In January 2020, the pope named Francesca Di Giovanni as undersecretary in the Section for Relations with States of the Secretariat of State. She was the first woman to hold the position, but the end of her tenure was announced abruptly on Jan. 10 this year.

Perhaps more likely among the possibilities Cardinal Müller mentioned would be the promotion of 54-year-old Sr. Raffaella Petrini from secretary general to president of the Governorate of Vatican City State. The current president, Cardinal Fernando Vérgez Alzaga, is 77 years old. But he was only appointed to the role in October 2021 and there is no suggestion that he will step aside any time soon.

What's Starting Seven? Here's what you're reading, and how to get must-read morning news in your inbox, each day.


🔍 Stories to watch

🇺🇸   More than 270 attacks on U.S. Catholic churches have been recorded since May 2020.

🇧🇴  The Catholic Church in Bolivia is supporting the collection of signatures for a referendum on judicial reform.

🇷🇺  Patriarch Kirill of Moscow has called on Russian Orthodox parishes to give more support to the country’s soldiers.

🇮🇹  A woman who says she first met Fr.

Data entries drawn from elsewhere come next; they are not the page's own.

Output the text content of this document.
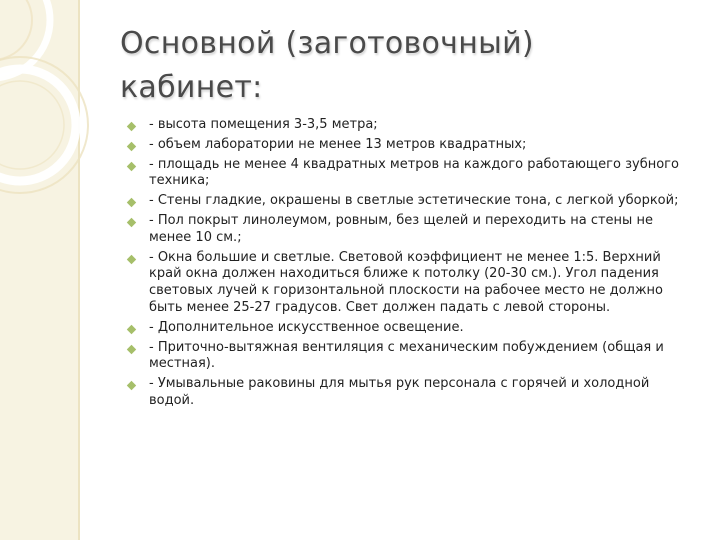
Основной (заготовочный)
кабинет:
- высота помещения 3-3,5 метра;
- объем лаборатории не менее 13 метров квадратных;
- площадь не менее 4 квадратных метров на каждого работающего зубного техника;
- Стены гладкие, окрашены в светлые эстетические тона, с легкой уборкой;
- Пол покрыт линолеумом, ровным, без щелей и переходить на стены не менее 10 см.;
- Окна большие и светлые. Световой коэффициент не менее 1:5. Верхний край окна должен находиться ближе к потолку (20-30 см.). Угол падения световых лучей к горизонтальной плоскости на рабочее место не должно быть менее 25-27 градусов. Свет должен падать с левой стороны.
- Дополнительное искусственное освещение.
- Приточно-вытяжная вентиляция с механическим побуждением (общая и местная).
- Умывальные раковины для мытья рук персонала с горячей и холодной водой.
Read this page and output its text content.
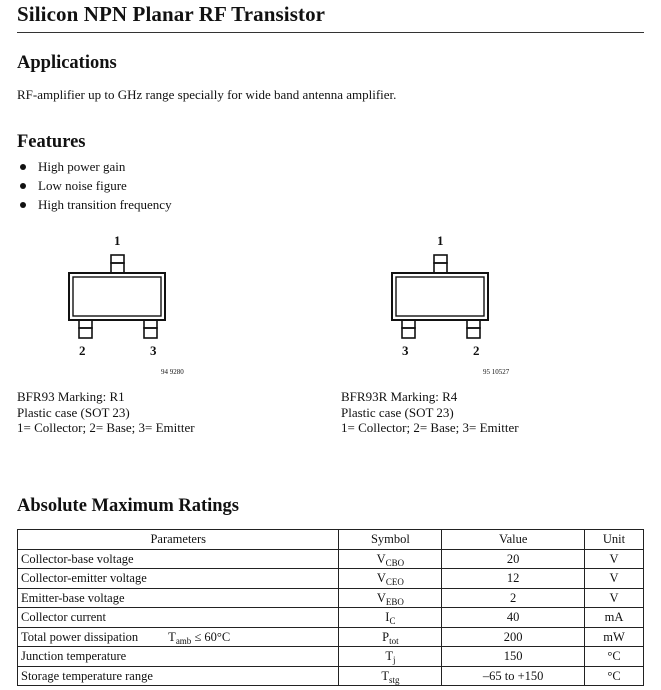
Silicon NPN Planar RF Transistor
Applications
RF-amplifier up to GHz range specially for wide band antenna amplifier.
Features
High power gain
Low noise figure
High transition frequency
1
2	3
94 9280
BFR93 Marking: R1
Plastic case (SOT 23)
1= Collector; 2= Base; 3= Emitter
1
3	2
95 10527
BFR93R Marking: R4
Plastic case (SOT 23)
1= Collector; 2= Base; 3= Emitter
Absolute Maximum Ratings
Parameters	Symbol	Value	Unit
Collector-base voltage	$V_{CBO}$	20	V
Collector-emitter voltage	$V_{CEO}$	12	V
Emitter-base voltage	$V_{EBO}$	2	V
Collector current	$I_C$	40	mA
Total power dissipation $T_{amb} \le 60^\circ C$	$P_{tot}$	200	mW
Junction temperature	$T_j$	150	°C
Storage temperature range	$T_{stg}$	–65 to +150	°C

Marko Rupnik when she was 16 years old has given an account of her alleged sexual exploitation by the Jesuit artist (Italian interview, Il Sismografo).

🏴󠁧󠁢󠁥󠁮󠁧󠁿  The English Diocese of Hexham and Newcastle is facing an “unscheduled” safeguarding audit amid claims about lockdown gatherings.

🇮🇪  All-Ireland Primate Archbishop Eamon Martin has said that the country’s churches should “offer to help develop an agreed truth recovery process to address the legacy of pain and mistrust that continues to hang over us.”

🇫🇷  The French bishops’ conference has defended its response to abuse survivors following criticism by an investigative news program (French statement, Jean-Marc Sauvé).


📅  Coming soon

Jan. 24  Vatican media briefing on the papal visit to the Democratic Republic of the Congo and South Sudan; Start of the plenary assembly of the Conference of Catholic Bishops of India (CCBI).

Jan. 25  Pope Francis presides at Vespers at the Basilica of St. Paul Outside the Walls at 5:30 p.m. local time; Start of the Order of Malta’s extraordinary chapter general.

Jan. 31  Pope Francis starts visit to the Democratic Republic of the Congo and South Sudan; Portuguese-speaking bishops’ meeting begins in Nampula, Mozambique.

Feb. 2  Requiem Mass and burial of Cardinal George Pell at St. Mary’s Cathedral, Sydney, Australia.

Feb. 3 Cardinal Domenico Calcagno turns 80.

Feb. 5  Europe’s continental synodal assembly begins in Prague; Mass at Argentina’s Basilica of Our Lady of Luján marking 25 years since Cardinal Eduardo Pironio’s death.


Have a happy feast of St. Marianne Cope.